Free Drywall Calculator – Sheets Needed with Waste

Calculate drywall sheets needed for walls and ceiling. Accounts for doors, windows, and 10% waste factor.

Drywall (Gypsum Board) Calculator Guide

The Drywall Calculator estimates how many gypsum board sheets you need to finish a room's walls and, optionally, its ceiling, then it derives joint compound, tape, and screws from that area. Measure the room's length and width in feet and the ceiling height (commonly 8, 9, or 10 ft). Count the doors and windows so their openings can be deducted from the wall area. The standard sheet modeled here is 4 ft x 8 ft, covering 32 square feet; longer 4x10 and 4x12 sheets exist and reduce the number of butt joints on tall or long walls, but the count math scales the same way. A standard door opening is treated as 21 square feet (3 ft x 7 ft) and a window as 15 square feet (3 ft x 5 ft). Enter actual ceiling height rather than a nominal 8 ft if your walls are taller, because that difference drives whole extra rows of sheets.

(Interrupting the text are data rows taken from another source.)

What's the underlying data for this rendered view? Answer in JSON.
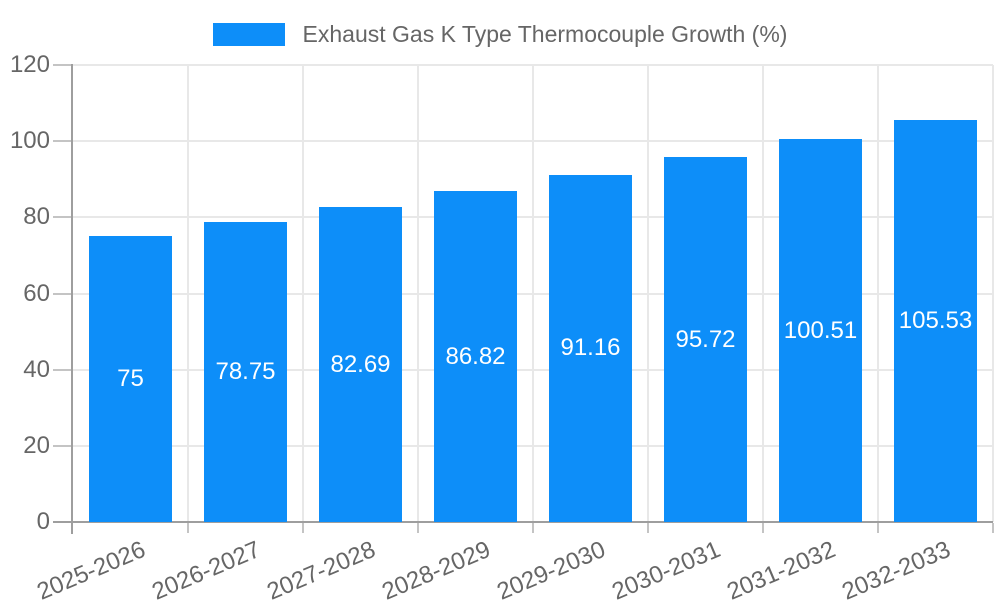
{
  "chart_data": {
    "type": "bar",
    "title": "Exhaust Gas K Type Thermocouple Growth (%)",
    "categories": [
      "2025-2026",
      "2026-2027",
      "2027-2028",
      "2028-2029",
      "2029-2030",
      "2030-2031",
      "2031-2032",
      "2032-2033"
    ],
    "series": [
      {
        "name": "Exhaust Gas K Type Thermocouple Growth (%)",
        "values": [
          75,
          78.75,
          82.69,
          86.82,
          91.16,
          95.72,
          100.51,
          105.53
        ]
      }
    ],
    "bar_value_labels": [
      "75",
      "78.75",
      "82.69",
      "86.82",
      "91.16",
      "95.72",
      "100.51",
      "105.53"
    ],
    "xlabel": "",
    "ylabel": "",
    "ylim": [
      0,
      120
    ],
    "yticks": [
      0,
      20,
      40,
      60,
      80,
      100,
      120
    ],
    "grid": true,
    "legend_position": "top",
    "bar_label_position": "center",
    "x_label_rotation_deg": -23,
    "colors": {
      "bar": "#0d8ef9",
      "grid": "#e8e8e8",
      "tick": "#c4c4c4",
      "axis": "#9e9e9e",
      "text": "#666666",
      "bar_label": "#ffffff",
      "background": "#ffffff"
    }
  }
}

Method: wall area = perimeter x height = 2 x (length + width) x height. Subtract openings: doors x 21 + windows x 15. Add the ceiling (length x width) if you are boarding it. Divide net area by 32 sq ft per sheet and round up. Worked example: a 16 ft x 12 ft room with 9 ft ceilings has a perimeter of 2 x (16 + 12) = 56 ft, so wall area = 56 x 9 = 504 sq ft. Deduct one door (21) and two windows (2 x 15 = 30): 504 - 51 = 453 sq ft net. Sheets for walls = 453 / 32 = 14.2, rounded to 15. Adding the ceiling (16 x 12 = 192 sq ft) gives 645 sq ft total / 32 = 20.2, rounded to 21 sheets. A practical rule of thumb is about 1 sheet per 32 sq ft of finished surface plus waste.

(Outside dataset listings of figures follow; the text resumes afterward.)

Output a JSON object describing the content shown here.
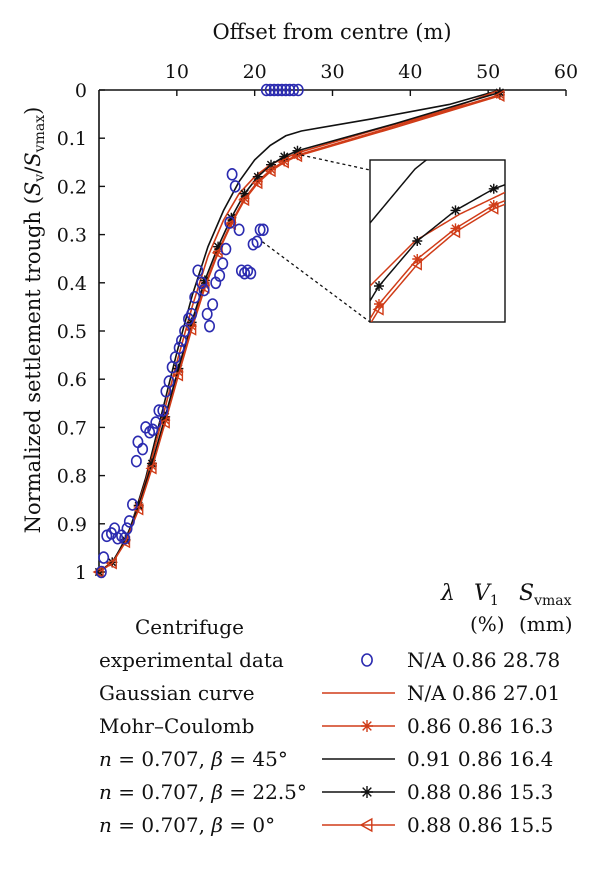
{
  "chart_data": {
    "type": "line",
    "xlabel": "Offset from centre (m)",
    "ylabel_main": "Normalized settlement trough (",
    "ylabel_s": "S",
    "ylabel_v": "v",
    "ylabel_slash": "/",
    "ylabel_vmax": "vmax",
    "ylabel_close": ")",
    "x_axis": {
      "position": "top",
      "range": [
        0,
        60
      ],
      "ticks": [
        10,
        20,
        30,
        40,
        50,
        60
      ]
    },
    "y_axis": {
      "inverted": true,
      "range": [
        0,
        1
      ],
      "ticks": [
        "0",
        "0.1",
        "0.2",
        "0.3",
        "0.4",
        "0.5",
        "0.6",
        "0.7",
        "0.8",
        "0.9",
        "1"
      ]
    },
    "legend_header": {
      "lambda": "λ",
      "v1": "V",
      "v1_sub": "1",
      "v1_unit": "(%)",
      "svmax": "S",
      "svmax_sub": "vmax",
      "svmax_unit": "(mm)"
    },
    "series": [
      {
        "name": "Centrifuge experimental data",
        "name_line1": "Centrifuge",
        "name_line2": "experimental data",
        "lambda": "N/A",
        "v1": "0.86",
        "svmax": "28.78",
        "color": "#2b2bb0",
        "marker": "circle",
        "line": false,
        "points": [
          [
            0.3,
            1.0
          ],
          [
            0.6,
            0.97
          ],
          [
            1.0,
            0.925
          ],
          [
            1.6,
            0.92
          ],
          [
            2.0,
            0.91
          ],
          [
            2.4,
            0.93
          ],
          [
            2.9,
            0.925
          ],
          [
            3.3,
            0.93
          ],
          [
            3.6,
            0.91
          ],
          [
            3.9,
            0.895
          ],
          [
            4.3,
            0.86
          ],
          [
            4.8,
            0.77
          ],
          [
            5.0,
            0.73
          ],
          [
            5.6,
            0.745
          ],
          [
            6.0,
            0.7
          ],
          [
            6.5,
            0.71
          ],
          [
            6.9,
            0.705
          ],
          [
            7.3,
            0.69
          ],
          [
            7.7,
            0.665
          ],
          [
            8.2,
            0.665
          ],
          [
            8.6,
            0.625
          ],
          [
            9.0,
            0.605
          ],
          [
            9.4,
            0.575
          ],
          [
            9.8,
            0.555
          ],
          [
            10.3,
            0.535
          ],
          [
            10.6,
            0.52
          ],
          [
            11.0,
            0.5
          ],
          [
            11.5,
            0.475
          ],
          [
            11.9,
            0.465
          ],
          [
            12.3,
            0.43
          ],
          [
            12.7,
            0.375
          ],
          [
            13.2,
            0.4
          ],
          [
            13.5,
            0.415
          ],
          [
            13.9,
            0.465
          ],
          [
            14.2,
            0.49
          ],
          [
            14.6,
            0.445
          ],
          [
            15.0,
            0.4
          ],
          [
            15.5,
            0.385
          ],
          [
            15.9,
            0.36
          ],
          [
            16.3,
            0.33
          ],
          [
            16.8,
            0.275
          ],
          [
            17.1,
            0.175
          ],
          [
            17.5,
            0.2
          ],
          [
            18.0,
            0.29
          ],
          [
            18.3,
            0.375
          ],
          [
            18.7,
            0.38
          ],
          [
            19.1,
            0.375
          ],
          [
            19.5,
            0.38
          ],
          [
            19.8,
            0.32
          ],
          [
            20.3,
            0.315
          ],
          [
            20.7,
            0.29
          ],
          [
            21.1,
            0.29
          ],
          [
            21.5,
            0.0
          ],
          [
            22.0,
            0.0
          ],
          [
            22.5,
            0.0
          ],
          [
            23.0,
            0.0
          ],
          [
            23.5,
            0.0
          ],
          [
            24.0,
            0.0
          ],
          [
            24.5,
            0.0
          ],
          [
            25.0,
            0.0
          ],
          [
            25.6,
            0.0
          ]
        ]
      },
      {
        "name": "Gaussian curve",
        "lambda": "N/A",
        "v1": "0.86",
        "svmax": "27.01",
        "color": "#d03c18",
        "marker": "none",
        "line": true,
        "points": [
          [
            0,
            1.0
          ],
          [
            2,
            0.975
          ],
          [
            4,
            0.912
          ],
          [
            6,
            0.812
          ],
          [
            8,
            0.69
          ],
          [
            10,
            0.565
          ],
          [
            12,
            0.448
          ],
          [
            14,
            0.345
          ],
          [
            16,
            0.27
          ],
          [
            18,
            0.215
          ],
          [
            20,
            0.18
          ],
          [
            22,
            0.155
          ],
          [
            24,
            0.14
          ],
          [
            26,
            0.128
          ],
          [
            35,
            0.085
          ],
          [
            45,
            0.04
          ],
          [
            51.5,
            0.0
          ]
        ]
      },
      {
        "name": "Mohr–Coulomb",
        "lambda": "0.86",
        "v1": "0.86",
        "svmax": "16.3",
        "color": "#d03c18",
        "marker": "star",
        "line": true,
        "points": [
          [
            0,
            1.0
          ],
          [
            1.7,
            0.98
          ],
          [
            3.4,
            0.935
          ],
          [
            5.1,
            0.865
          ],
          [
            6.8,
            0.78
          ],
          [
            8.5,
            0.685
          ],
          [
            10.2,
            0.585
          ],
          [
            11.9,
            0.49
          ],
          [
            13.6,
            0.405
          ],
          [
            15.3,
            0.335
          ],
          [
            17.0,
            0.275
          ],
          [
            18.7,
            0.225
          ],
          [
            20.4,
            0.19
          ],
          [
            22.1,
            0.165
          ],
          [
            23.8,
            0.148
          ],
          [
            25.5,
            0.135
          ],
          [
            38,
            0.075
          ],
          [
            51.5,
            0.01
          ]
        ],
        "marker_points": [
          [
            0,
            1.0
          ],
          [
            1.7,
            0.98
          ],
          [
            3.4,
            0.935
          ],
          [
            5.1,
            0.865
          ],
          [
            6.8,
            0.78
          ],
          [
            8.5,
            0.685
          ],
          [
            10.2,
            0.585
          ],
          [
            11.9,
            0.49
          ],
          [
            13.6,
            0.405
          ],
          [
            15.3,
            0.335
          ],
          [
            17.0,
            0.275
          ],
          [
            18.7,
            0.225
          ],
          [
            20.4,
            0.19
          ],
          [
            22.1,
            0.165
          ],
          [
            23.8,
            0.148
          ],
          [
            25.5,
            0.135
          ],
          [
            51.5,
            0.01
          ]
        ]
      },
      {
        "name": "n = 0.707, β = 45°",
        "lambda": "0.91",
        "v1": "0.86",
        "svmax": "16.4",
        "color": "#111111",
        "marker": "none",
        "line": true,
        "points": [
          [
            0,
            1.0
          ],
          [
            2,
            0.975
          ],
          [
            4,
            0.91
          ],
          [
            6,
            0.805
          ],
          [
            8,
            0.675
          ],
          [
            10,
            0.545
          ],
          [
            12,
            0.425
          ],
          [
            14,
            0.325
          ],
          [
            16,
            0.25
          ],
          [
            18,
            0.19
          ],
          [
            20,
            0.145
          ],
          [
            22,
            0.115
          ],
          [
            24,
            0.095
          ],
          [
            26,
            0.085
          ],
          [
            35,
            0.06
          ],
          [
            45,
            0.03
          ],
          [
            51.5,
            0.0
          ]
        ]
      },
      {
        "name": "n = 0.707, β = 22.5°",
        "lambda": "0.88",
        "v1": "0.86",
        "svmax": "15.3",
        "color": "#111111",
        "marker": "star",
        "line": true,
        "points": [
          [
            0,
            1.0
          ],
          [
            1.7,
            0.98
          ],
          [
            3.4,
            0.933
          ],
          [
            5.1,
            0.862
          ],
          [
            6.8,
            0.775
          ],
          [
            8.5,
            0.678
          ],
          [
            10.2,
            0.578
          ],
          [
            11.9,
            0.482
          ],
          [
            13.6,
            0.395
          ],
          [
            15.3,
            0.325
          ],
          [
            17.0,
            0.265
          ],
          [
            18.7,
            0.215
          ],
          [
            20.4,
            0.18
          ],
          [
            22.1,
            0.155
          ],
          [
            23.8,
            0.138
          ],
          [
            25.5,
            0.126
          ],
          [
            38,
            0.07
          ],
          [
            51.5,
            0.005
          ]
        ],
        "marker_points": [
          [
            0,
            1.0
          ],
          [
            1.7,
            0.98
          ],
          [
            3.4,
            0.933
          ],
          [
            5.1,
            0.862
          ],
          [
            6.8,
            0.775
          ],
          [
            8.5,
            0.678
          ],
          [
            10.2,
            0.578
          ],
          [
            11.9,
            0.482
          ],
          [
            13.6,
            0.395
          ],
          [
            15.3,
            0.325
          ],
          [
            17.0,
            0.265
          ],
          [
            18.7,
            0.215
          ],
          [
            20.4,
            0.18
          ],
          [
            22.1,
            0.155
          ],
          [
            23.8,
            0.138
          ],
          [
            25.5,
            0.126
          ],
          [
            51.5,
            0.005
          ]
        ]
      },
      {
        "name": "n = 0.707, β = 0°",
        "lambda": "0.88",
        "v1": "0.86",
        "svmax": "15.5",
        "color": "#d03c18",
        "marker": "triangle-left",
        "line": true,
        "points": [
          [
            0,
            1.0
          ],
          [
            1.7,
            0.982
          ],
          [
            3.4,
            0.938
          ],
          [
            5.1,
            0.87
          ],
          [
            6.8,
            0.785
          ],
          [
            8.5,
            0.69
          ],
          [
            10.2,
            0.592
          ],
          [
            11.9,
            0.497
          ],
          [
            13.6,
            0.41
          ],
          [
            15.3,
            0.338
          ],
          [
            17.0,
            0.278
          ],
          [
            18.7,
            0.228
          ],
          [
            20.4,
            0.193
          ],
          [
            22.1,
            0.168
          ],
          [
            23.8,
            0.15
          ],
          [
            25.5,
            0.137
          ],
          [
            38,
            0.078
          ],
          [
            51.5,
            0.012
          ]
        ],
        "marker_points": [
          [
            0,
            1.0
          ],
          [
            1.7,
            0.982
          ],
          [
            3.4,
            0.938
          ],
          [
            5.1,
            0.87
          ],
          [
            6.8,
            0.785
          ],
          [
            8.5,
            0.69
          ],
          [
            10.2,
            0.592
          ],
          [
            11.9,
            0.497
          ],
          [
            13.6,
            0.41
          ],
          [
            15.3,
            0.338
          ],
          [
            17.0,
            0.278
          ],
          [
            18.7,
            0.228
          ],
          [
            20.4,
            0.193
          ],
          [
            22.1,
            0.168
          ],
          [
            23.8,
            0.15
          ],
          [
            25.5,
            0.137
          ],
          [
            51.5,
            0.012
          ]
        ]
      }
    ],
    "inset": {
      "zoom_x": [
        20,
        26
      ],
      "zoom_y": [
        0.11,
        0.2
      ]
    }
  },
  "legend_texts": {
    "row4_pre": "n",
    "row4_mid": " = 0.707, ",
    "row4_beta": "β",
    "row4_post": " = 45°",
    "row5_pre": "n",
    "row5_mid": " = 0.707, ",
    "row5_beta": "β",
    "row5_post": " = 22.5°",
    "row6_pre": "n",
    "row6_mid": " = 0.707, ",
    "row6_beta": "β",
    "row6_post": " = 0°"
  }
}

Apply roughly a 10% waste factor for cutouts, breakage, and end pieces too short to reuse; on rooms with many openings, count full sheets across the openings anyway, since the cut-out scrap rarely fits elsewhere. The most common mistake is deducting every small opening: many estimators only subtract openings larger than about 2 ft x 4 ft (around 8 sq ft) and ignore the rest, which conveniently builds in waste. Another error is hanging sheets vertically by habit; horizontal hanging puts the tapered factory edge at a comfortable height and minimizes butt joints. For fastening and span, the relevant guidance is the gypsum application standard ASTM C840 and code references in IRC R702, which set screw spacing (typically 16 in on ceilings, 16 in on walls for 1/2 in board) and require 5/8 in board or a tested assembly where fire resistance is rated. Use moisture-resistant or cement board in wet areas, and check fire-separation walls against the assembly listing rather than substituting standard board.